“A Fourth Amendment Press Clause,” in National Security, Journalism, and Law in an Age of Information Warfare, Ethics, National Security, and the Rule of Law (2024)

Hannah Bloch-Wehba, “A Fourth Amendment Press Clause,” in Marc Ambinder, Jennifer R. Henrichsen, and Connie Rosati (eds), National Security, Journalism, and Law in an Age of Information Warfare, Ethics, National Security, and the Rule of Law (New York, 2024; online edn, Oxford Academic, 20 Feb. 2025) at 43-60. Abstract:

Programmatic national security surveillance and criminal leak investigations have created substantial uncertainty about practical and legal protections for the press against governmental investigative activity. Statutory and regulatory guidelines, such as the Privacy Protection Act of 1980, the Department of Justice Media Subpoena Guidelines, and the FBI’s Domestic Investigations and Operations Guide, suggest that there are clear rules in place to shield journalists from unfettered investigations and demands for documentary materials, communications records, and work product.
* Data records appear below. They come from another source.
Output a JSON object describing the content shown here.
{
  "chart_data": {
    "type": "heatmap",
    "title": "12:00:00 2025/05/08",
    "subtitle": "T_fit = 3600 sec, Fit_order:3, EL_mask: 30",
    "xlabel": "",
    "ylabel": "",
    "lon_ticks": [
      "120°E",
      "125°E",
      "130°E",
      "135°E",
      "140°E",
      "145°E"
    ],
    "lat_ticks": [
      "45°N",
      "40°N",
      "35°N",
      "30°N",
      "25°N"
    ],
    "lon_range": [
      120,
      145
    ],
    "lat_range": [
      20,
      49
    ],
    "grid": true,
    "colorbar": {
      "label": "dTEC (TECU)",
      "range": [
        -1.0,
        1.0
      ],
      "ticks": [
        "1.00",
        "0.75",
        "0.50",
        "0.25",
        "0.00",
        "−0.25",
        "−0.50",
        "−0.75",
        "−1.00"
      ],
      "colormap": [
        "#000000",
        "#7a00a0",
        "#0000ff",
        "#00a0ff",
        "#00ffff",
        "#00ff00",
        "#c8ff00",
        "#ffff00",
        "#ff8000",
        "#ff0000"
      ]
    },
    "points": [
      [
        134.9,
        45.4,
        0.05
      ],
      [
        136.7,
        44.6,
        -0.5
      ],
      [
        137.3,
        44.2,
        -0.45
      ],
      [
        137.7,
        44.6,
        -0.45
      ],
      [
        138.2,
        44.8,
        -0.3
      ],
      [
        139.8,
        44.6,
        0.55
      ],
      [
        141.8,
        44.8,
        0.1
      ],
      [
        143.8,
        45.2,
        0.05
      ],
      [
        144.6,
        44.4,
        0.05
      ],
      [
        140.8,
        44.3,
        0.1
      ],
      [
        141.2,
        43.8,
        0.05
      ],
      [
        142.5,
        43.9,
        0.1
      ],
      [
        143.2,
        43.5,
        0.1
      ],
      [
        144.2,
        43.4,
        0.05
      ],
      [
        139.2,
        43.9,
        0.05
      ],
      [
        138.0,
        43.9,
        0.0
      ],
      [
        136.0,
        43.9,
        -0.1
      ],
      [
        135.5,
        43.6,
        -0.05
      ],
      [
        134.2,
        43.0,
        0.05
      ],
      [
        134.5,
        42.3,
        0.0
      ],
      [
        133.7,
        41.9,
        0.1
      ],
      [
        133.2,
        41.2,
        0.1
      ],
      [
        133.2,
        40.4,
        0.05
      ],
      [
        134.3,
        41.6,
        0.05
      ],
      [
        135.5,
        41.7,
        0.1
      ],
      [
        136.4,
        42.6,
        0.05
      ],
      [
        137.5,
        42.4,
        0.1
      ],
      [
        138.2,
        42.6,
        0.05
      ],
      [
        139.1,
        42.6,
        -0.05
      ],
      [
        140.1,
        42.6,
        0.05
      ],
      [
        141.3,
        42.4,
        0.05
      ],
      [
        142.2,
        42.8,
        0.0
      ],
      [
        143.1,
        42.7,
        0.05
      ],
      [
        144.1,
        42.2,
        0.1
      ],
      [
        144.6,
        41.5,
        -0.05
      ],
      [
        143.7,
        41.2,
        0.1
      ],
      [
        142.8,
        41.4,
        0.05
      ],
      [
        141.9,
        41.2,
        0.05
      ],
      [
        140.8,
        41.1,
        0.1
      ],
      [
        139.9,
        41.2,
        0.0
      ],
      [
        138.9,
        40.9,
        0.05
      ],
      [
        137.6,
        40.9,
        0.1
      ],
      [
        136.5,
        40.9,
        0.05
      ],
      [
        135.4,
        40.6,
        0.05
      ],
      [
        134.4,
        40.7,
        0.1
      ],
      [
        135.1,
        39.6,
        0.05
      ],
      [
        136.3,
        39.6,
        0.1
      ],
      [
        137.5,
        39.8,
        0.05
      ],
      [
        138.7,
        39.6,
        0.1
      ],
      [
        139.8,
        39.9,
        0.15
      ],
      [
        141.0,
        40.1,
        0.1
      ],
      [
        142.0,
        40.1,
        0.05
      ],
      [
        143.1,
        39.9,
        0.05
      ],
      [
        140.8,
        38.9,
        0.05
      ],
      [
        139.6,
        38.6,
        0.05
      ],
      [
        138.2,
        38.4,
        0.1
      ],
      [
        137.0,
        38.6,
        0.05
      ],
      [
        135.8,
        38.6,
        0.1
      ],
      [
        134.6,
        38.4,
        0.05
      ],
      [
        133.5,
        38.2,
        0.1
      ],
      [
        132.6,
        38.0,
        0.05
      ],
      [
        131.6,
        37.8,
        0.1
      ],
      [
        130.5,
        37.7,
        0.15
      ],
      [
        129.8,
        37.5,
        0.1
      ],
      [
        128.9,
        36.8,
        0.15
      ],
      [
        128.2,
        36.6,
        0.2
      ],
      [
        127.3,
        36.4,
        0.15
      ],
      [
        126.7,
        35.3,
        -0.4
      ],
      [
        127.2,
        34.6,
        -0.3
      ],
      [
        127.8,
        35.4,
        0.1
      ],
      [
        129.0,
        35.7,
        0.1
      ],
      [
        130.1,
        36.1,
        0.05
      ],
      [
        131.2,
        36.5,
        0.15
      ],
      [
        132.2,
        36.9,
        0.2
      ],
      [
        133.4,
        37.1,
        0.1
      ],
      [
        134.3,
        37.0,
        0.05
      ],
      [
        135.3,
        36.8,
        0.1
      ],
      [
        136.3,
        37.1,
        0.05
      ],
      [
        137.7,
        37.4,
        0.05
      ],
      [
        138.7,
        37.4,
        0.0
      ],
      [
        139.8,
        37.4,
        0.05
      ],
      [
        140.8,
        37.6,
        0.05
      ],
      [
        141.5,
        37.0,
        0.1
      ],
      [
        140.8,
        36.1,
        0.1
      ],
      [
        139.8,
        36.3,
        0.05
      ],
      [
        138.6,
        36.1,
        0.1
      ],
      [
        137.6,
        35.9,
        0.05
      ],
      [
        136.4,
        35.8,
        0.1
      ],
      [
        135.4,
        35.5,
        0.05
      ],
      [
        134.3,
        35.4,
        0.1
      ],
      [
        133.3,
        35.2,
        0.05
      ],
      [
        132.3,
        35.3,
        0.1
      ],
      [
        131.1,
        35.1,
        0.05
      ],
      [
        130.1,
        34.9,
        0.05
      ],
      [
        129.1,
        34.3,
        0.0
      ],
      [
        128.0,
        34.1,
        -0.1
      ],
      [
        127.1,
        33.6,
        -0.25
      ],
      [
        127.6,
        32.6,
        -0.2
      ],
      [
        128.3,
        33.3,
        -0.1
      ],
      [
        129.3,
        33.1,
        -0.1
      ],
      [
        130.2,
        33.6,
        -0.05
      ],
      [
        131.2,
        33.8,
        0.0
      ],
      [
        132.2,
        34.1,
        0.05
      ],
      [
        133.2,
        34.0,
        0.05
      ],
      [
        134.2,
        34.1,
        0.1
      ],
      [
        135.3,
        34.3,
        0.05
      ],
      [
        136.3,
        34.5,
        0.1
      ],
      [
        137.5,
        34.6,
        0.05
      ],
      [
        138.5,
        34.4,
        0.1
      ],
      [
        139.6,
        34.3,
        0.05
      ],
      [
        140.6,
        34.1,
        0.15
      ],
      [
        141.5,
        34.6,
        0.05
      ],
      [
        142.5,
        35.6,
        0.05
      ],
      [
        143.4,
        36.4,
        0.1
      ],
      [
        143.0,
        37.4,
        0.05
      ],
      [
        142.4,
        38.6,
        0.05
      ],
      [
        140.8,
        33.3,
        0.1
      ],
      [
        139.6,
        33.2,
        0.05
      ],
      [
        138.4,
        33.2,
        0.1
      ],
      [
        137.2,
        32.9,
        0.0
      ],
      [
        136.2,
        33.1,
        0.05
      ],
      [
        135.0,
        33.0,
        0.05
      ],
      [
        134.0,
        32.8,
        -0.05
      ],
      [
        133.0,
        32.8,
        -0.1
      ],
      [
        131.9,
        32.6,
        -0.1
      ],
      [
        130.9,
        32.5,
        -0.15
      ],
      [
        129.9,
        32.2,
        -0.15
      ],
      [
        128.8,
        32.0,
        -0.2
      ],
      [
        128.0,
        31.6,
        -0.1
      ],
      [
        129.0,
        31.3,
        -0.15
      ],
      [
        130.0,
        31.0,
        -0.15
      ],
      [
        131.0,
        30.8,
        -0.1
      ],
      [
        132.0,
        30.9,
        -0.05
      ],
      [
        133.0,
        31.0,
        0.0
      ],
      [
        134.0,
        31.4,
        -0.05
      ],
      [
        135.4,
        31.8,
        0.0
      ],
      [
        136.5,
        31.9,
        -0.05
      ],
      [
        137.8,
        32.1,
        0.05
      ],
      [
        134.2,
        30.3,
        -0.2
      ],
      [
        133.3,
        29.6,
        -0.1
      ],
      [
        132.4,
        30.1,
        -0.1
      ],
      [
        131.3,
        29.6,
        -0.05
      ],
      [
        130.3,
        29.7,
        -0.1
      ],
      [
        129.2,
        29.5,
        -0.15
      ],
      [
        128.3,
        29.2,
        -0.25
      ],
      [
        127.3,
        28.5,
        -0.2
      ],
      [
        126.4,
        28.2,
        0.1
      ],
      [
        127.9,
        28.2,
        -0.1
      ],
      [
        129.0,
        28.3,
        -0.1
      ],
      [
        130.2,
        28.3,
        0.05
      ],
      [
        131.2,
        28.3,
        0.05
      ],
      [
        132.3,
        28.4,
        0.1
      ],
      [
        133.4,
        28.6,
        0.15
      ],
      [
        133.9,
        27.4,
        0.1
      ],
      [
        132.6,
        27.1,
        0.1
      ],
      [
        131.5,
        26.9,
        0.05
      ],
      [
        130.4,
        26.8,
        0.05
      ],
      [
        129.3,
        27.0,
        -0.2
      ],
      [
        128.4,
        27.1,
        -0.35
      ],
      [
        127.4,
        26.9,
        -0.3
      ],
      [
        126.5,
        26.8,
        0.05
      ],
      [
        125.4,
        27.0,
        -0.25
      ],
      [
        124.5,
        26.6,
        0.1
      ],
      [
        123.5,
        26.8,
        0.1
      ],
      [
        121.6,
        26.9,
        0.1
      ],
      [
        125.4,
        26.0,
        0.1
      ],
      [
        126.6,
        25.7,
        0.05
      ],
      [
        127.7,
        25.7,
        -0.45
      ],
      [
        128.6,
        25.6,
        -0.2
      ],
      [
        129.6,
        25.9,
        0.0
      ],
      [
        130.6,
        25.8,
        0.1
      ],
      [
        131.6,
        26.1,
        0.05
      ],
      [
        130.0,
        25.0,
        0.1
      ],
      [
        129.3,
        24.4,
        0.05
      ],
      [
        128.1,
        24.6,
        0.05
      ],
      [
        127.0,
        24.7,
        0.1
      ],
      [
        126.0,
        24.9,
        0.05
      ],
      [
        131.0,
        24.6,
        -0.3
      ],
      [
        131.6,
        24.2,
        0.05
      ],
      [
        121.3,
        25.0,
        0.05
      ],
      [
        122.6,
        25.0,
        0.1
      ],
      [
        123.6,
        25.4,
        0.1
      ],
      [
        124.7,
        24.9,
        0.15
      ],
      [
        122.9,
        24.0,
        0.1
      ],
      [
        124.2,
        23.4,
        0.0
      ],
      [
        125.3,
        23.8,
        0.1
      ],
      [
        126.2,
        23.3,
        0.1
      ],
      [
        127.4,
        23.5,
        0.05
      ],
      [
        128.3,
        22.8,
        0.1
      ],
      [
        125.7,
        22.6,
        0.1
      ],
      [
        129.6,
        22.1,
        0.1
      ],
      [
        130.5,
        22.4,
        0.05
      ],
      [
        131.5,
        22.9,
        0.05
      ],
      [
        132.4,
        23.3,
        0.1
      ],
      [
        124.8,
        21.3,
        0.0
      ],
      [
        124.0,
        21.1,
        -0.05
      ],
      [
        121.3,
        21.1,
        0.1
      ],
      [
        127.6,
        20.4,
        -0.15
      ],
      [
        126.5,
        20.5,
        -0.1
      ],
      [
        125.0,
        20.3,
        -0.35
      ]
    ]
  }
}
But existing protections for the press are weak and insufficient. Statutory protections are incomplete, and executive branch guidelines are typically hortatory or riddled with exceptions. And, in legal contexts in which journalists may wish to assert their own rights to be free from unlawful surveillance, First and Fourth Amendment doctrine frequently prevents them from doing so. This chapter argues that the Fourth Amendment’s overarching requirement that searches be “reasonable” can serve as a much-needed “Press Clause” for criminal procedure, enabling courts to incorporate First Amendment analysis where it is urgently needed. Fourth Amendment “reasonableness” requires courts to balance the intrusiveness of a search, the kind of information sought, and the First Amendment rights implicated by investigative activity. Although existing regulatory protections are motivated by this kind of balancing, they are wholly inadequate to vindicate First Amendment rights. The chapter thus provides a pathway toward First Amendment protections that are enforceable, strong, and predictable.